Black and Yellow Wax

Black and yellow waxes are thick crude oils with a higher paraffinic content than most crude oils found in North America. These waxy crudes are viscous and have a high pour point, which means they become semi-solid at lower temperatures.

The process for refining waxy crudes presents some challenges. Although black wax is well suited for making gasoline, lubricants, and diesel fuel, refining must occur close to the source, because waxy crudes solidify quickly. Currently, black and yellow crudes must be heated in the field and transported in insulated trucks, although producers are currently exploring options for transporting this oil by rail or through pipelines.

Waxy Crudes in Utah

The Uintah Basin in eastern Utah contains significant black and yellow wax crude oil reserves. Salt Lake refineries can purchase these waxy crudes at a discount since they are located relatively close to the Basin, reducing the transport distance. Advancements in technology now make it possible for local refineries to process black and yellow wax in Fluid Catalytic Cracking Units (FCCUs), which break the wax’s large molecules into smaller ones that can be transported more easily through pipelines. As a result, refining heavy crudes has become more economically attractive.
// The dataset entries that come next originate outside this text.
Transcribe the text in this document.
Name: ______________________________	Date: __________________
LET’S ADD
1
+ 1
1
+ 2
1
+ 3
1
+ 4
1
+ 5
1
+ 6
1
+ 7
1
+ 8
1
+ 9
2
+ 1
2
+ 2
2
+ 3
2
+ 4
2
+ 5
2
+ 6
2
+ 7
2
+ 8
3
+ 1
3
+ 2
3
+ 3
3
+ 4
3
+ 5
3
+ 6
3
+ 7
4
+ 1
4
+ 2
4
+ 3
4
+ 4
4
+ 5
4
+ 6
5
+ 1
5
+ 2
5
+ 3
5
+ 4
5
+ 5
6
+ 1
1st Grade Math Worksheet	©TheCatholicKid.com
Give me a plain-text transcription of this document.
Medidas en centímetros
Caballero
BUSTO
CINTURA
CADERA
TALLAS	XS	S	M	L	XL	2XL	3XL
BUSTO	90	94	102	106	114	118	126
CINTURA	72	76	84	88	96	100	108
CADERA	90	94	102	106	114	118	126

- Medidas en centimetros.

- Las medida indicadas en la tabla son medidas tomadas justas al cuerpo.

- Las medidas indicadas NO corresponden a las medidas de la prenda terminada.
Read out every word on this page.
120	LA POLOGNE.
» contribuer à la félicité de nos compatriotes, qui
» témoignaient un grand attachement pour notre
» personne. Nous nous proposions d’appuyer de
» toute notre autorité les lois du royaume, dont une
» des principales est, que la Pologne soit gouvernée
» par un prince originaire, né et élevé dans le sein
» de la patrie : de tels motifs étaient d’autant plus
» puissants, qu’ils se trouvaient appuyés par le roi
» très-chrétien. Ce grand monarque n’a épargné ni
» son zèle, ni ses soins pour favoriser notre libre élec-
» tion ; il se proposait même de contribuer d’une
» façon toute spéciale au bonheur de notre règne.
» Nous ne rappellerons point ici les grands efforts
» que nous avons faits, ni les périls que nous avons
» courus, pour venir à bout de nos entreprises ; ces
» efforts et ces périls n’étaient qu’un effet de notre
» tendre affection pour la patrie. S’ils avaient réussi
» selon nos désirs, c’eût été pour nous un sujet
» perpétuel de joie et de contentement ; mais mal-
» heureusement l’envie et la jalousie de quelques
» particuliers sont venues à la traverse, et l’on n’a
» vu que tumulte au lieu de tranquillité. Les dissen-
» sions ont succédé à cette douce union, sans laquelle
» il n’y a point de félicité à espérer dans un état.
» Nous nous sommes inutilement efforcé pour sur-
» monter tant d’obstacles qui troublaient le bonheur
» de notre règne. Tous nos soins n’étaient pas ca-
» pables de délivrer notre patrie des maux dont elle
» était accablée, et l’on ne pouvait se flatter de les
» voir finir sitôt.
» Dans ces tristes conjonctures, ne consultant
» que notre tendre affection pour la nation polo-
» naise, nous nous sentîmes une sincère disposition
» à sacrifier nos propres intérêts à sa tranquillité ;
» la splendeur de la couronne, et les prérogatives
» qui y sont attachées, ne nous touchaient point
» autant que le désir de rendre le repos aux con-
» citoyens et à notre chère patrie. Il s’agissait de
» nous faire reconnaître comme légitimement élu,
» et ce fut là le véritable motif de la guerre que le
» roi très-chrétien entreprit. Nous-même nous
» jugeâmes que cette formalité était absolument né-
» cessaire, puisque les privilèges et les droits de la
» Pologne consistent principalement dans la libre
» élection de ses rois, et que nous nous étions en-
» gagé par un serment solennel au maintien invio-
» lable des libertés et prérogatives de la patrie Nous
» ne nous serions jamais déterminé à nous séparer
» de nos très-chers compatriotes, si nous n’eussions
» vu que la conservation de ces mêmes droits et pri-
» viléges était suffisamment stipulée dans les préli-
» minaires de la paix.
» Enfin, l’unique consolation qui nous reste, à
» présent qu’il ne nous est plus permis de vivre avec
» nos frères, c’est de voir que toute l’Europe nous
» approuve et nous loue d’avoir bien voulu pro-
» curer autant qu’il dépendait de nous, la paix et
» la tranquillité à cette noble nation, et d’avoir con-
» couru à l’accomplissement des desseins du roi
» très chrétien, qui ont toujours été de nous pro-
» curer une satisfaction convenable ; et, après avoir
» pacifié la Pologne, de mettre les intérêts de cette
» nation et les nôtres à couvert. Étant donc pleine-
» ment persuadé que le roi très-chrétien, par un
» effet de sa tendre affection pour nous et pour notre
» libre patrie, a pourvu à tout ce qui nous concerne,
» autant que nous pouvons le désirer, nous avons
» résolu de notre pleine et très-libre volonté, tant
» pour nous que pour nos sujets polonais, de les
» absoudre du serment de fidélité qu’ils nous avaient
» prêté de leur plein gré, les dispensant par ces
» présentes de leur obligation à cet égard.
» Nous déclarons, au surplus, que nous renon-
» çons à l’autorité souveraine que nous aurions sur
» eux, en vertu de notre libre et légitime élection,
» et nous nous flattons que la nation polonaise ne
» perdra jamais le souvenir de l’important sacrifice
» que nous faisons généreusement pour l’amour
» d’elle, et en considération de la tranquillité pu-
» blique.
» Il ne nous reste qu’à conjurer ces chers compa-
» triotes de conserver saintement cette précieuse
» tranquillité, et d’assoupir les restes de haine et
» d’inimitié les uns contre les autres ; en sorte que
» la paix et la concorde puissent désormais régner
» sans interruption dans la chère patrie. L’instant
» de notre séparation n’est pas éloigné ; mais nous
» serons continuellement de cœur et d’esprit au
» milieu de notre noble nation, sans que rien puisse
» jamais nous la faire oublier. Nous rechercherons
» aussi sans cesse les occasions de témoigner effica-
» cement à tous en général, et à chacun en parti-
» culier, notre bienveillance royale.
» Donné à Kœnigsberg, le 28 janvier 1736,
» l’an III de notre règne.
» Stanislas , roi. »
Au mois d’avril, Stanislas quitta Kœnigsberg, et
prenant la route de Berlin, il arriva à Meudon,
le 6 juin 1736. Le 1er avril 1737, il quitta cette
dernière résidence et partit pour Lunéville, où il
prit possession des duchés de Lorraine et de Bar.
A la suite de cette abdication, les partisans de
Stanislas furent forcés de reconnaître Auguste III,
A 10-year agreement between Holly and Newfield Exploration to deliver 20,000 barrels per day (bpd) to the refinery will provide Holly with a consistent supply of waxy crudes beginning in 2014. Holly also hopes to capitalize on the increased market for its petroleum products in Cedar City and Las Vegas resulting from the recent startup of the UNEV oil pipeline.

The Utah legislature passed a concurrent resolution during its 2012 session that encouraged the development of new technologies and facilities to enhance both the production and value of Uinta black wax. This resolution reaffirmed Utah government support for increases in waxy crude production and refining in the state.